Патриша кивает, прислоняется к спинке стула и шумно выдыхает:
– Продолжай.
Я смотрю в свои заметки:
– В течение последующих месяцев твой отец мало упоминается в семейных дневниках. Во всяком случае, в тех, что я успел просмотреть. Но дед хранил счетные карточки всех своих игр в гольф.
– Ты шутишь.
– Ничуть.
– Дед хранил счетные карточки?
– Представь себе.
– И на некоторых значится имя моего отца? Так?
– Начиная с апреля твой отец активно играл в гольф. С моим отцом, с нашим дедом и другими членами семьи. Наверняка он играл и с друзьями, но такие карточки я бы точно не стал хранить.
– Так в чем заключался его недостаток?
– Не понял.
– Вин, я пытаюсь разрядить обстановку. Что доказывают эти счетные карточки?
– То, что все лето семьдесят второго года твой отец находился в Филадельфии. Или хотя бы то, что он играл здесь в гольф. Затем, как значится в календаре, третьего сентября семьдесят второго года кто-то из прислуги Локвудов отвез его в Нью-Йорк, в тамошнее университетское общежитие Липтон-Холл на Вашингтон-сквер.

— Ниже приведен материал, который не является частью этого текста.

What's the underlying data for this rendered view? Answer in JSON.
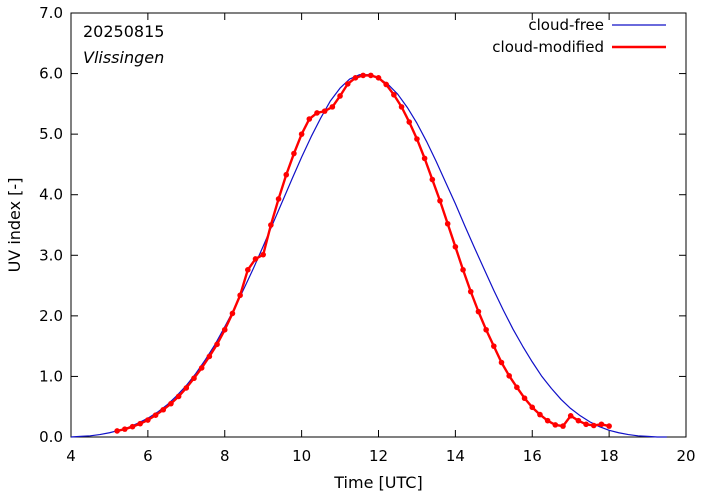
{
  "chart_data": {
    "type": "line",
    "title": "",
    "annotations": {
      "date": "20250815",
      "station": "Vlissingen"
    },
    "xlabel": "Time  [UTC]",
    "ylabel": "UV index  [-]",
    "xlim": [
      4,
      20
    ],
    "ylim": [
      0,
      7
    ],
    "x_ticks": [
      4,
      6,
      8,
      10,
      12,
      14,
      16,
      18,
      20
    ],
    "x_tick_labels": [
      "4",
      "6",
      "8",
      "10",
      "12",
      "14",
      "16",
      "18",
      "20"
    ],
    "y_ticks": [
      0,
      1,
      2,
      3,
      4,
      5,
      6,
      7
    ],
    "y_tick_labels": [
      "0.0",
      "1.0",
      "2.0",
      "3.0",
      "4.0",
      "5.0",
      "6.0",
      "7.0"
    ],
    "grid": false,
    "legend_position": "top-right",
    "series": [
      {
        "name": "cloud-free",
        "color": "#1010c8",
        "markers": false,
        "x": [
          4.0,
          4.25,
          4.5,
          4.75,
          5.0,
          5.25,
          5.5,
          5.75,
          6.0,
          6.25,
          6.5,
          6.75,
          7.0,
          7.25,
          7.5,
          7.75,
          8.0,
          8.25,
          8.5,
          8.75,
          9.0,
          9.25,
          9.5,
          9.75,
          10.0,
          10.25,
          10.5,
          10.75,
          11.0,
          11.25,
          11.5,
          11.75,
          12.0,
          12.25,
          12.5,
          12.75,
          13.0,
          13.25,
          13.5,
          13.75,
          14.0,
          14.25,
          14.5,
          14.75,
          15.0,
          15.25,
          15.5,
          15.75,
          16.0,
          16.25,
          16.5,
          16.75,
          17.0,
          17.25,
          17.5,
          17.75,
          18.0,
          18.25,
          18.5,
          18.75,
          19.0,
          19.25,
          19.5
        ],
        "y": [
          0.0,
          0.01,
          0.02,
          0.04,
          0.07,
          0.11,
          0.16,
          0.23,
          0.31,
          0.41,
          0.53,
          0.68,
          0.85,
          1.05,
          1.28,
          1.53,
          1.82,
          2.12,
          2.45,
          2.79,
          3.15,
          3.52,
          3.89,
          4.26,
          4.62,
          4.96,
          5.27,
          5.55,
          5.76,
          5.91,
          5.98,
          5.98,
          5.93,
          5.82,
          5.66,
          5.44,
          5.18,
          4.88,
          4.55,
          4.2,
          3.85,
          3.48,
          3.12,
          2.77,
          2.42,
          2.09,
          1.78,
          1.5,
          1.24,
          1.0,
          0.8,
          0.62,
          0.47,
          0.35,
          0.25,
          0.17,
          0.11,
          0.07,
          0.04,
          0.02,
          0.01,
          0.0,
          0.0
        ]
      },
      {
        "name": "cloud-modified",
        "color": "#ff0000",
        "markers": true,
        "x": [
          5.2,
          5.4,
          5.6,
          5.8,
          6.0,
          6.2,
          6.4,
          6.6,
          6.8,
          7.0,
          7.2,
          7.4,
          7.6,
          7.8,
          8.0,
          8.2,
          8.4,
          8.6,
          8.8,
          9.0,
          9.2,
          9.4,
          9.6,
          9.8,
          10.0,
          10.2,
          10.4,
          10.6,
          10.8,
          11.0,
          11.2,
          11.4,
          11.6,
          11.8,
          12.0,
          12.2,
          12.4,
          12.6,
          12.8,
          13.0,
          13.2,
          13.4,
          13.6,
          13.8,
          14.0,
          14.2,
          14.4,
          14.6,
          14.8,
          15.0,
          15.2,
          15.4,
          15.6,
          15.8,
          16.0,
          16.2,
          16.4,
          16.6,
          16.8,
          17.0,
          17.2,
          17.4,
          17.6,
          17.8,
          18.0
        ],
        "y": [
          0.1,
          0.13,
          0.17,
          0.22,
          0.28,
          0.36,
          0.45,
          0.55,
          0.67,
          0.81,
          0.97,
          1.14,
          1.33,
          1.53,
          1.77,
          2.04,
          2.34,
          2.76,
          2.94,
          3.01,
          3.5,
          3.93,
          4.33,
          4.68,
          5.0,
          5.25,
          5.35,
          5.38,
          5.45,
          5.63,
          5.83,
          5.93,
          5.97,
          5.97,
          5.93,
          5.82,
          5.65,
          5.45,
          5.2,
          4.92,
          4.6,
          4.25,
          3.9,
          3.52,
          3.14,
          2.76,
          2.4,
          2.07,
          1.77,
          1.5,
          1.23,
          1.01,
          0.82,
          0.64,
          0.49,
          0.37,
          0.27,
          0.2,
          0.18,
          0.35,
          0.27,
          0.21,
          0.19,
          0.21,
          0.18
        ]
      }
    ]
  }
}
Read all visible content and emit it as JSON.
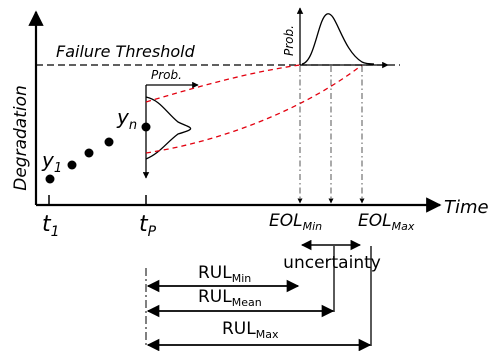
{
  "labels": {
    "failure_threshold": "Failure Threshold",
    "ylabel": "Degradation",
    "xlabel": "Time",
    "prob": "Prob.",
    "uncertainty": "uncertainty"
  },
  "points": {
    "y1": {
      "base": "y",
      "sub": "1"
    },
    "yn": {
      "base": "y",
      "sub": "n"
    }
  },
  "ticks": {
    "t1": {
      "base": "t",
      "sub": "1"
    },
    "tp": {
      "base": "t",
      "sub": "P"
    },
    "eol_min": {
      "base": "EOL",
      "sub": "Min"
    },
    "eol_max": {
      "base": "EOL",
      "sub": "Max"
    }
  },
  "rul": {
    "min": {
      "base": "RUL",
      "sub": "Min"
    },
    "mean": {
      "base": "RUL",
      "sub": "Mean"
    },
    "max": {
      "base": "RUL",
      "sub": "Max"
    }
  },
  "colors": {
    "line": "#000000",
    "bounds": "#e3000f"
  }
}
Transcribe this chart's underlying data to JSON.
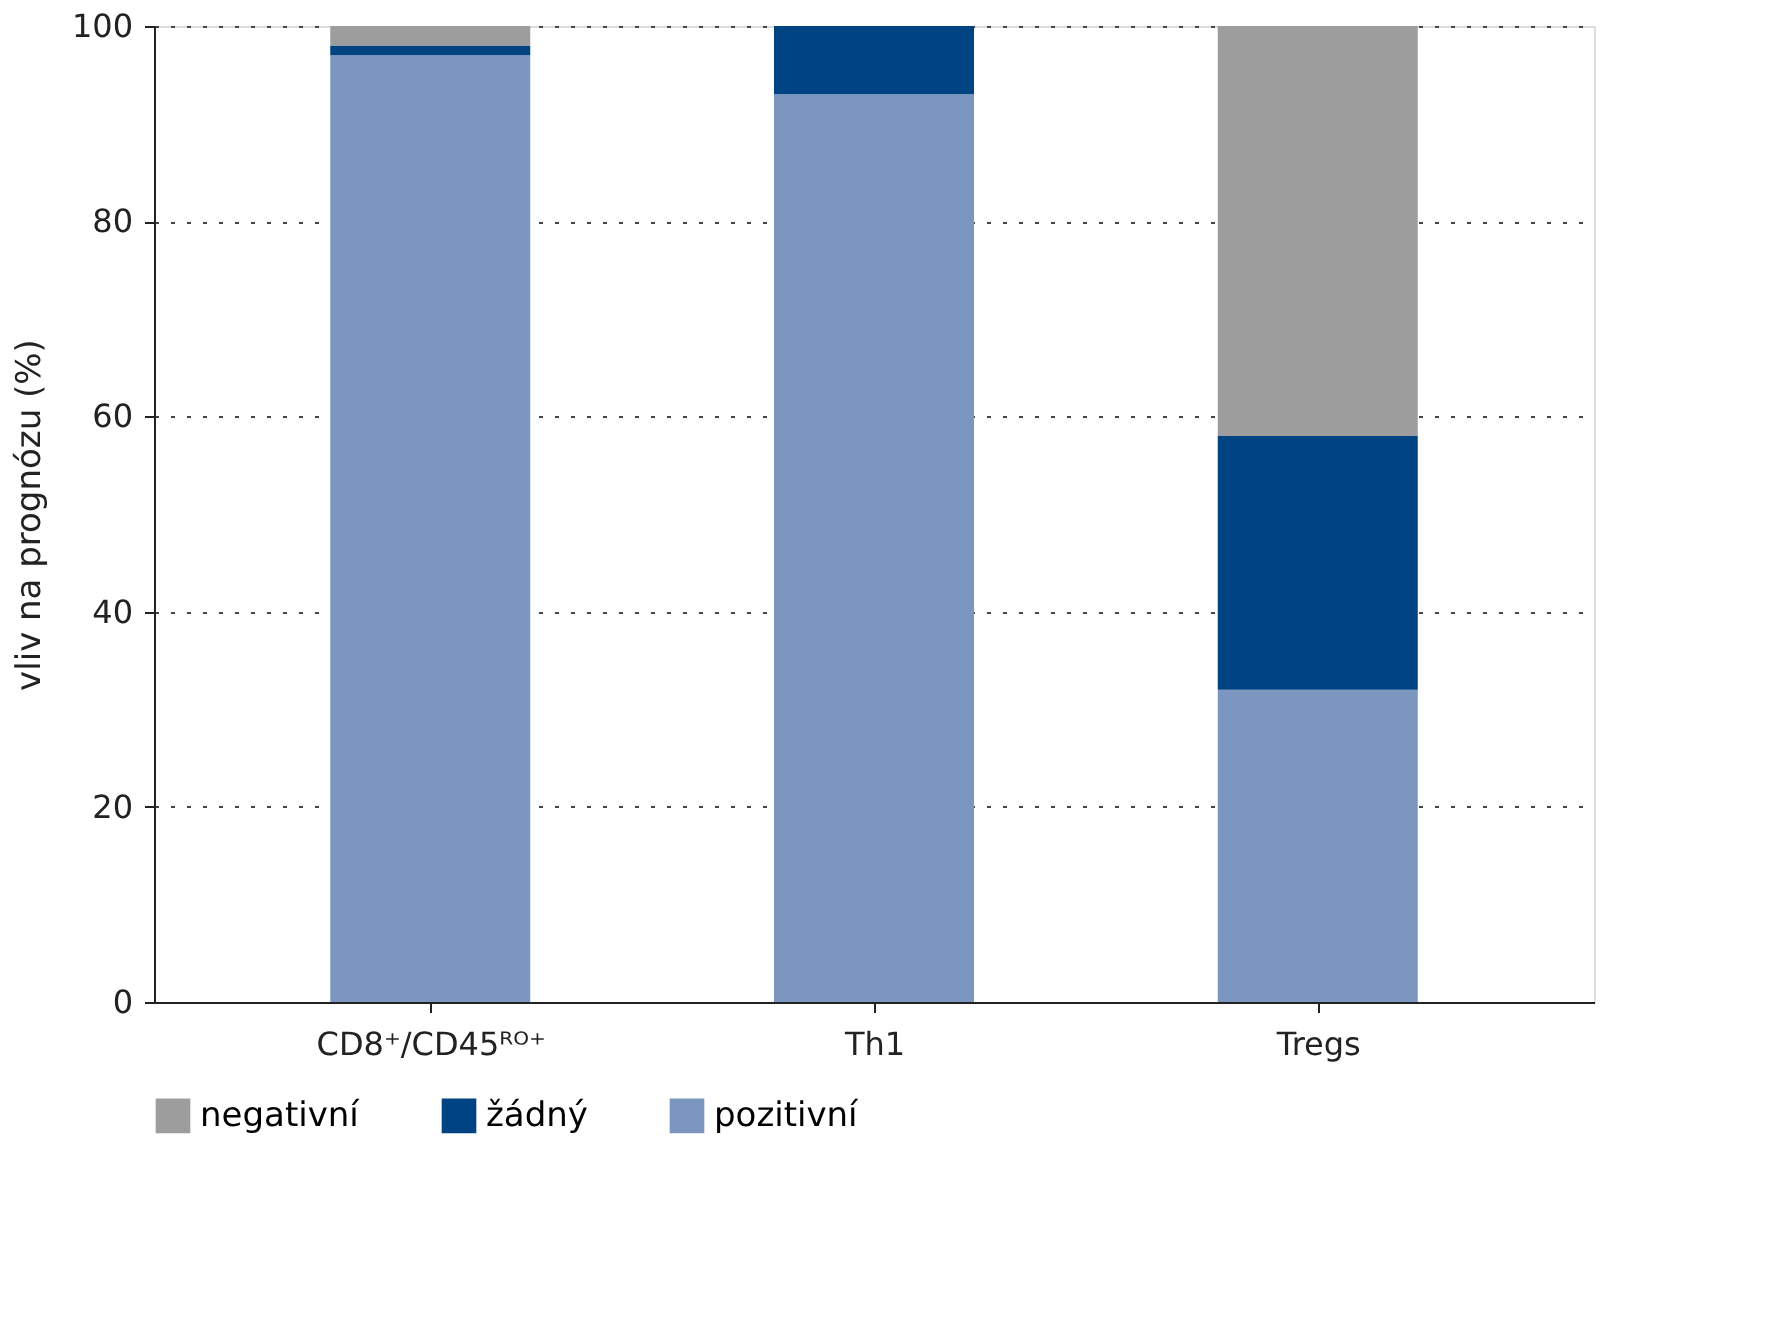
{
  "chart_data": {
    "type": "bar",
    "stacked": true,
    "ylabel": "vliv na prognózu (%)",
    "categories": [
      "CD8⁺/CD45ᴿᴼ⁺",
      "Th1",
      "Tregs"
    ],
    "series": [
      {
        "name": "pozitivní",
        "color": "#7b96bf",
        "values": [
          97,
          93,
          32
        ]
      },
      {
        "name": "žádný",
        "color": "#004383",
        "values": [
          1,
          7,
          26
        ]
      },
      {
        "name": "negativní",
        "color": "#9d9d9d",
        "values": [
          2,
          0,
          42
        ]
      }
    ],
    "ylim": [
      0,
      100
    ],
    "yticks": [
      0,
      20,
      40,
      60,
      80,
      100
    ],
    "grid": "y",
    "legend": "bottom"
  }
}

– И он начал учиться в Нью-Йоркском университете.
– Да.
– И что дальше?
– Здесь тоже некоторое время все спокойно. Мне нужно более подробно просмотреть все сопутствующие документы, но те, что я уже видел, подтверждают: никаких происшествий. Так проходит месяцев семь… пока четырнадцатого апреля семьдесят третьего года твой отец не прилетает в Сан-Паулу.
Я показываю ей штамп бразильской таможни на старом паспорте дяди Олдрича.
– Погоди. Бабушка сохранила его старый паспорт?
– Да. И не только его. Все наши старые паспорта.
Патриша недоверчиво качает головой. Она перелистывает паспорт и смотрит на отцовское фото на первой странице. Паспорт был выдан в семьдесят первом, когда ее отцу исполнилось девятнадцать. Наклонив голову, она разглядывает черно-белую фотографию отцовской головы, осторожно водя пальцем по его лицу. Как и большинство мужской части Локвудов, Олдрич был обаятельным.
– Отец рассказывал мне, что провел в Южной Америке три года, – с оттенком грусти говорит она.
– Так оно и есть. Если заглянуть в его паспорт, он побывал в Боливии, Перу, Чили и Венесуэле.
– Поездка изменила его.
Опять-таки это не вопрос, и я не вижу смысла комментировать слова сестры.
– Отец сделал там много хорошего. Он основал школу.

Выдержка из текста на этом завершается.